Repo split across public/private networks
From: Adams, Brian M <briadam_at_sandia.gov>
Date: Wed, 8 Sep 2010 00:22:11 -0600
I have a project whose subversion repository needs to be split across networks and I'm seeking ideas for how to best manage this. There are mailing list posts addressing public/private on the same server, but I didn't find much relevant to cross-network...
While the core of the project can be in an svn repo hosted on a public network, some components must be retained in an svn repo hosted on a private network, inaccessible from the public one. While developers on the public side need only work with public content, developers on the private side want the private content to augment the public content as seamlessly as possible. A few possible ideas:
1. As the project already manages all it's third-party libraries with svn externals, we could create core repos on public and private sides, then meta-packages on the respective networks, composed primarily of externals which pick up the right pieces to assemble the public or private version of the software. For example if the repos were laid out as
2. We could revert to script-based management of our version control process on the private network, for example, notionally: (1) svn co public/project/core project/core; (2) cd project/local && get_private_repo_parts.sh, which could augment the repo with the necessary private components. This defeats some of the appeal of using externals and would probably require private developers to have a set of utilities to wrap svn commands to make sure the private parts of the project/ directory get traversed when doing any svn command. That said, it's probably far simpler than (1) and I suspect is how other projects with various levels of publicity might manage their releases.

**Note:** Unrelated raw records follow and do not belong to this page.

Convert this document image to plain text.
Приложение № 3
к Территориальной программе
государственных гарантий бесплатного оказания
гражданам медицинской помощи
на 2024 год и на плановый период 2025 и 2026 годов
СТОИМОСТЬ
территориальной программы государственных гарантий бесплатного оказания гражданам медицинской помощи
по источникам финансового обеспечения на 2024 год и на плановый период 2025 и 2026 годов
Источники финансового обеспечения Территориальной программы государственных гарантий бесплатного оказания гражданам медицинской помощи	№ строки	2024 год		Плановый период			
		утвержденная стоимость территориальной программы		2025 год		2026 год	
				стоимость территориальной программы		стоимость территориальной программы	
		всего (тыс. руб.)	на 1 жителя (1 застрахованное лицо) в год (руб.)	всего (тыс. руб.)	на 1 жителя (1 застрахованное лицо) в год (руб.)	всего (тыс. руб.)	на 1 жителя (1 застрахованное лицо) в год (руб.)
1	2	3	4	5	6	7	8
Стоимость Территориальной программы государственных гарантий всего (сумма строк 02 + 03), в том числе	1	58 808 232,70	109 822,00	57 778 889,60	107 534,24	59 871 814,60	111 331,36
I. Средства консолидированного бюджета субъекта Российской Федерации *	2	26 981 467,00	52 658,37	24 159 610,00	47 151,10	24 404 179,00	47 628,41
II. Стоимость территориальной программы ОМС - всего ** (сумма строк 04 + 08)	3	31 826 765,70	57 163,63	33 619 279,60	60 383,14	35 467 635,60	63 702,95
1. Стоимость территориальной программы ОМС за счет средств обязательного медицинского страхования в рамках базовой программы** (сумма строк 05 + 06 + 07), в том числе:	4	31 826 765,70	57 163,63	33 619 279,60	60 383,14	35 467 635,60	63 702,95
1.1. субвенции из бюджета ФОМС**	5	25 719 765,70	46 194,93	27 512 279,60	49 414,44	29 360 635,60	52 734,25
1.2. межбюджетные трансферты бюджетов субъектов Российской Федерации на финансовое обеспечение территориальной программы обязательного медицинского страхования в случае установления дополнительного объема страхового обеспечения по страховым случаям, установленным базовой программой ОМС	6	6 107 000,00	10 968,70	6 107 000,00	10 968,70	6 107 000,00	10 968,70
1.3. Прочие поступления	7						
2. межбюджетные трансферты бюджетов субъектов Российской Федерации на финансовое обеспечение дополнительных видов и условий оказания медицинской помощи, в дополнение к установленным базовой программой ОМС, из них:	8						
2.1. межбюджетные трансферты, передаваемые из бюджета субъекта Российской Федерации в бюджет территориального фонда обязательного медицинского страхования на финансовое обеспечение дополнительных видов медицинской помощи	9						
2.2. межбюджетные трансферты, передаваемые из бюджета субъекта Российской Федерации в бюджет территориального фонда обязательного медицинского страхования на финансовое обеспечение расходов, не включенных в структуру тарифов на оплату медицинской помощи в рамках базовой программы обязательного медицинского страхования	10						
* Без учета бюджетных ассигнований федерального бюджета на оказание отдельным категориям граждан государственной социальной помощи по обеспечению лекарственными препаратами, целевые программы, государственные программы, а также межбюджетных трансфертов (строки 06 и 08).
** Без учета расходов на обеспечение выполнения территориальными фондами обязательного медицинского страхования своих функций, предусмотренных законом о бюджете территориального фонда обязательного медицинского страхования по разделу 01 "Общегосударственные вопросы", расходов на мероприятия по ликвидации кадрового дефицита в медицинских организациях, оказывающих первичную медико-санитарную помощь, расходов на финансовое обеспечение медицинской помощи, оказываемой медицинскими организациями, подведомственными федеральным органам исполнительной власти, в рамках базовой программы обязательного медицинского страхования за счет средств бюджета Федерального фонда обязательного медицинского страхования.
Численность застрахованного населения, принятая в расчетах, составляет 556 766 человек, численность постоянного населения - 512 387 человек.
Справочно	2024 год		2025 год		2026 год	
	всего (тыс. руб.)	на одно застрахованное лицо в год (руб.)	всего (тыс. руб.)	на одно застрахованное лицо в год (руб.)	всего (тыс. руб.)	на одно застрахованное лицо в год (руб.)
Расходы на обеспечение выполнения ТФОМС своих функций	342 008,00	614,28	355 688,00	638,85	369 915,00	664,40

3. (Not possible to my knowledge) Notionally, the best way to manage this might be for the public repo to contain "optional externals" which point to the private repo. In this scenario, developers on both networks would just svn co public/project and for public users, those externals pointing to the unreachable private network would timeout or could be disabled at checkout time with a command line switch, whereas users on the private network would get all parts. I don't think this possible with current subversion capability, but perhaps I'm wrong. It's the closest concept to the way we'd organize the repo in any case.
What other subversion features or approaches might I consider?